Farther still, Socrates says that souls standing on the back of the heaven, are carried round by the circumvolution itself of the heaven; but Timæus, and the Athenian guest say, that souls lead every thing in the heavens by their own motions, externally cover bodies with their motions, and living their own life through the whole of time, impart to bodies secondarily efficient powers of motion. How therefore do these things accord with those who make this heaven to be sensible? For souls do not contemplate and dance round intelligibles, through the circulation of the heavens; but through the unapparent convolution of souls, bodies revolve in a circle, and about these perform their circulations. If therefore any one should say that the sensible heaven circumvolves souls, and that it is divided according to the back, the profundity, and the subcelestial arch, many absurdities must necessarily be admitted.

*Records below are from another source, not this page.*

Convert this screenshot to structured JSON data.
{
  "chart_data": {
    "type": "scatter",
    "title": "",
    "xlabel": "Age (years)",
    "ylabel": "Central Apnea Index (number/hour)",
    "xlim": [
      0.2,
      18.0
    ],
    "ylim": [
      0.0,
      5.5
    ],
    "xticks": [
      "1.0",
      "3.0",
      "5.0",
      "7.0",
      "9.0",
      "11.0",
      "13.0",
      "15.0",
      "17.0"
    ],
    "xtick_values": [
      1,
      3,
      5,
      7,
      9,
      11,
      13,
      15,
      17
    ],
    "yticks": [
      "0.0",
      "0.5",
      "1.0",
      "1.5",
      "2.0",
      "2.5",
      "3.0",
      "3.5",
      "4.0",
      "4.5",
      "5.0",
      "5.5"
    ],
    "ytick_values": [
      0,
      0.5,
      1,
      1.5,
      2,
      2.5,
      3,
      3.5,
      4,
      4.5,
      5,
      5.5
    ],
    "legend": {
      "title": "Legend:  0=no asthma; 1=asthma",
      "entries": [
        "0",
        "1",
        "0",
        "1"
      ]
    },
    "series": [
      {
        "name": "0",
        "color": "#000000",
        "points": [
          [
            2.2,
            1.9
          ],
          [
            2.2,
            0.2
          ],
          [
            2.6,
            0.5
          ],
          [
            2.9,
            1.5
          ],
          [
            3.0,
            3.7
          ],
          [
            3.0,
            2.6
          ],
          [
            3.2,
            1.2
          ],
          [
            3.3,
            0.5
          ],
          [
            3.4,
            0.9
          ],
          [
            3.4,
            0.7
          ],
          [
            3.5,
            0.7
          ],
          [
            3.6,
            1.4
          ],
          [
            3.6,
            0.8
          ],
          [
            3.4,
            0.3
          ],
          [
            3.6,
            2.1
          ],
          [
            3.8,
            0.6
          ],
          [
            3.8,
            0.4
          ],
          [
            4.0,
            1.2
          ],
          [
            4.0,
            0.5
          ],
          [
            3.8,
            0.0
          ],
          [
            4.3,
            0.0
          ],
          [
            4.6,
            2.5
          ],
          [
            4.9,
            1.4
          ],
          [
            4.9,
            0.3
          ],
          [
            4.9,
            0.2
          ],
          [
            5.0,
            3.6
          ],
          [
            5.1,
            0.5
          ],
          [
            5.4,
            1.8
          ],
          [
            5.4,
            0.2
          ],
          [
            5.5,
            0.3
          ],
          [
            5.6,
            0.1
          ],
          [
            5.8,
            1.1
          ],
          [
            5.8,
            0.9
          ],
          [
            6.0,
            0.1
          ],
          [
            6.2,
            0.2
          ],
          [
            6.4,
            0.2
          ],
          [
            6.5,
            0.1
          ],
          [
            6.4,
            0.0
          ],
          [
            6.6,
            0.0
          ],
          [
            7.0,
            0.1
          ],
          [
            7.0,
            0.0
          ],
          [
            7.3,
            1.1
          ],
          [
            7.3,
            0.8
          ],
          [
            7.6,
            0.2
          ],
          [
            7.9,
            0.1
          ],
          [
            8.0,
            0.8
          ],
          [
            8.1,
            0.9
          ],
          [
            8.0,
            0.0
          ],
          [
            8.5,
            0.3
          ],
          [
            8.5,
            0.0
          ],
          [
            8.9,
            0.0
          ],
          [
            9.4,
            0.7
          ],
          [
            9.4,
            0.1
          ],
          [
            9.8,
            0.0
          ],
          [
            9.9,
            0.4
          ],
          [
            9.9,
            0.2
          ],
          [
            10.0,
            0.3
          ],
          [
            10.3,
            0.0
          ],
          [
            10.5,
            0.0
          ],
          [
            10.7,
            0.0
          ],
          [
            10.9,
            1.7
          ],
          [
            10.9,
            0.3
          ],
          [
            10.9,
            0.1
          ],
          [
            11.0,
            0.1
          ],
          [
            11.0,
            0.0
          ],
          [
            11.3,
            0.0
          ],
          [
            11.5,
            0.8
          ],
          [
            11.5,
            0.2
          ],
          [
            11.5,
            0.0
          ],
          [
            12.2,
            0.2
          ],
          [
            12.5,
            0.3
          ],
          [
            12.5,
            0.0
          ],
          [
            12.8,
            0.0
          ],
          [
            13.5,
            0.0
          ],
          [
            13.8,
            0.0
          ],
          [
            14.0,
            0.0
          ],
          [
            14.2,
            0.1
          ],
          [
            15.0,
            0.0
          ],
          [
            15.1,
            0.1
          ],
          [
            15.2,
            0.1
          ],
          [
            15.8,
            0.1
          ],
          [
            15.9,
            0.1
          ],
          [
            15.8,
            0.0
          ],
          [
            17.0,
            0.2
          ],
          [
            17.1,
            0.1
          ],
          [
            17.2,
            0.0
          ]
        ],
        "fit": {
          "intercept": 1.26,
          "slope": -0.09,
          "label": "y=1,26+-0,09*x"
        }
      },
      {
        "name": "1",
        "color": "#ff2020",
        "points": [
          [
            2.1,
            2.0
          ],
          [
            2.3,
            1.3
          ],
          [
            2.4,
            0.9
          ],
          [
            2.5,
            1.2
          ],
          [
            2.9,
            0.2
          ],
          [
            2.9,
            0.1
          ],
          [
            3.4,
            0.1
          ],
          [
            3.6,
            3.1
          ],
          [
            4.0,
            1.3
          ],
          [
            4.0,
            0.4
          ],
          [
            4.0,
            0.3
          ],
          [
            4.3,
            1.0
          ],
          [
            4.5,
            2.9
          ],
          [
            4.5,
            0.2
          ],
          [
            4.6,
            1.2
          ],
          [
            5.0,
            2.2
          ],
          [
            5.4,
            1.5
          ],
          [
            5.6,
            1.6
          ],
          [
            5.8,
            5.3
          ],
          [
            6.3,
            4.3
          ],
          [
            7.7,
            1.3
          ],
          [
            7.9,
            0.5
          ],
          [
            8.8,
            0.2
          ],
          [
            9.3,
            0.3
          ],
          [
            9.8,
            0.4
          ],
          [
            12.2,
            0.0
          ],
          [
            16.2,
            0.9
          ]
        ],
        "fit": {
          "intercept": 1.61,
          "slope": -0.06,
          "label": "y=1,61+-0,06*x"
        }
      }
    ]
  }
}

But if some one should say that the heaven is intelligible, to which Jupiter is the leader, but all the Gods, and together with these, dæmons follow him, he will unfold the divinely-inspired narrations of Plato consentaneously to the nature of things, and will follow the most celebrated of his interpreters. For Plotinus and Jamblichus are of opinion that this heaven is a certain intelligible. And prior to these, Plato himself in the Cratylus following the Orphic theogonies calls the father indeed of Jupiter, Saturn, but of Saturn, Heaven. And he evinces that Jupiter is the demiurgus of the whole of things through the names [by which he is called,] investigating for this purpose the truth concerning them. But he shows that Saturn is connective of a divine intellect; and that Heaven is the intelligence, or intellectual perception of the first intelligibles. For sight, says he, looking to the things above, is Heaven. Hence Heaven subsists prior to every divine intellect, with which the mighty Saturn is replete; but it intellectually perceives the things above, and such as are beyond the celestial order. The mighty Heaven therefore, is allotted a kingdom which is between the intelligible and intellectual orders. For the circulation mentioned in the Phædrus is intelligence, through which all the Gods and souls obtain the contemplation of intelligibles. But intelligence is a medium between intellect and the intelligible. It must be said therefore, that the whole of heaven is established according to this medium, and that it contains the one bond of the divine orders, being the father indeed of the intellectual genus, but being generated from the kings prior to it, which also it is said to see. But on one side of it the supercelestial place, and on the other the subcelestial arch must be arranged.